岩国から再び広島に戻り、西広島駅から広電に乗り換えて市の中心部へと向かった。目的地はもちろん毛利輝元が築いて、福島正則が拡張整備した広島城である。

櫓跡
太田川(本川)を渡った先はいよいよ広島城の外郭跡で、今は市街地化してしまって曲輪の痕跡は無いが、原爆ドーム駅の近くには外郭の櫓跡の石碑が立っていた。
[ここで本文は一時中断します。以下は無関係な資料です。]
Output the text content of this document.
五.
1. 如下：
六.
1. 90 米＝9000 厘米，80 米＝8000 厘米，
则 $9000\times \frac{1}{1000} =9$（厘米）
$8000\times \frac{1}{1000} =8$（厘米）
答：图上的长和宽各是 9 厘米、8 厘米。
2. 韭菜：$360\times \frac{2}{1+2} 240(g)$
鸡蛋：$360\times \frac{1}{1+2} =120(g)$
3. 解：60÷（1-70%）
要するに広電も走っている東西に伸びる相生通りは外堀を埋めた跡ということになる。


外堀跡
前述の櫓跡は南の外郭の南西隅にあったものらしく、当然ここから北に伸びる外堀もあったはずで、実際櫓跡や大通りよりも少し低くなった通りが北に伸びていた。


西の外郭跡
一旦太田川沿いに出るが、ここも西の外郭跡になり、川沿いには当時は櫓が建ち並んでいたそうである。その櫓跡の痕跡が残ると聞いたが、残念ながらどこが櫓跡なのか特定できなかった。川沿いに突き出ている石垣は新しかったのでたぶん違うと思うが…。


中堀の石垣(移設)
川沿いから城南通りに出て東に行くと三の丸跡に入るが、外郭跡と三の丸跡の境界は全く分からなかった。アリーナの交差点の近くには石垣が移設されていたが、これは体育館を建てる時に出土した中堀の石垣だという。


表御門
すっかり日が沈んで暗くなってしまったが、広島城の二の丸、本丸は夜でも入れるようだったのでそのまま散策を続行した。画像は二の丸の表御門で、平櫓などと共に忠実に復元された建造物である。


平櫓と太鼓櫓
二の丸は内堀沿いの平櫓(画像左)と太鼓櫓(画像右)が見える景観が実に近世のお城らしくて素晴らしかった。


本丸下段跡
二の丸跡を抜けて本丸跡に入るとそこは護国神社の敷地になっており、夜だというのにまだ明りが灯っていた。


天守閣
真っ暗な本丸上段を抜けてなんとか天守閣にたどり着いたが、ライトアップされた天守閣は内側からだと、木々が邪魔で角度がキツイ等で地味に撮り辛かった。


外堀の石垣(移設)
本丸を裏門跡から抜けて東に行くと、検察庁付近にも石垣を移築したオブジェのようなものがあった。なお、検察庁の東側に南北に伸びる通りが外堀跡だという。


京口門跡
外堀跡を南に移動すると京口門公園があり、ここが外郭の東口にあたる京口門の跡だという。なお、残念ながら石碑があるだけで遺構は無いようだった。